= Echu mac Muiredaig =

Irish king

Echu mac Muiredaig (flourished mid 6th century) was a king of the Uí Cheinnselaig of South Leinster. His father, Muiredach mac Óengusa and grandfather Óengus mac Feidlimid had been kings of the Ui Cheinnselaig as well. They belonged to a branch known as the Uí Felmeda descended from Fedelmid, son of Énnae Cennsalach, who was the father of Óengus.

He is listed in the king list in the Book of Leinster but is not mentioned in the annals. An 11th-century poem Gein Branduib maic Echach ocus Aedáin maic Gabráin (The Birth of Brandub son of Eochu and of Aedán son of Gabrán) mentions that Echu was expelled from Leinster by his brother Fáelán and went to the court of Gabrán mac Domangairt, king of Dál Riata in Scotland. The king list in the Book of Leinster mentions a Fáelán mac Síláin as king prior to Echu from a rival line descended from Crimthann mac Énnai (died 483). Echu later returned to take the throne though it is not mentioned in what manner he did so.

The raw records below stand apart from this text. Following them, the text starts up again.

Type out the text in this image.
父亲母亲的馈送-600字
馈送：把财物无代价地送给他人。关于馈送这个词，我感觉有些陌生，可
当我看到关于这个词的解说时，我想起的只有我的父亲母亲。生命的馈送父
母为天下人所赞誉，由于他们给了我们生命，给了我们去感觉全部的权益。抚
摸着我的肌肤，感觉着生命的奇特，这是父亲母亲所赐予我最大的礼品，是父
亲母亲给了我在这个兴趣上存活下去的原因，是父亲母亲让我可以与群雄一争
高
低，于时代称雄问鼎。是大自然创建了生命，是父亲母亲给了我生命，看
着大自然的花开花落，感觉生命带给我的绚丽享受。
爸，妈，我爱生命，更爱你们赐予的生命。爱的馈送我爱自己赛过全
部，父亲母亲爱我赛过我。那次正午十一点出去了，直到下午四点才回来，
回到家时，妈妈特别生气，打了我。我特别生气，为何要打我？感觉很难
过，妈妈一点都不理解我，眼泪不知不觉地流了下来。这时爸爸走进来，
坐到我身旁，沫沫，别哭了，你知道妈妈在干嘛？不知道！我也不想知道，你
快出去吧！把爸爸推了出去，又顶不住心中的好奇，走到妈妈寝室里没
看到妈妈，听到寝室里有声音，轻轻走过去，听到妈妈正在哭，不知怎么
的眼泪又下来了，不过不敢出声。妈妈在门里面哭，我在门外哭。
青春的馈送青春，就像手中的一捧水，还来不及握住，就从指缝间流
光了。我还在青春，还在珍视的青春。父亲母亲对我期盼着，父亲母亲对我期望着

The poem goes on to relate that Echu's wife, named Feidelm agreed to exchange one of her twin sons at birth for one of the twin daughters of Gabran so that Gabran could have a son. These boys were Brandub mac Echach (died 603) and Áedán mac Gabráin. The date of the poem coincides with a period of Scottish and Leinster cooperation and could be political propaganda. A foster-brother relationship may be implied. Echu's son Brandub would go on to become King of Leinster and halt the expansion of the southern Ui Neill.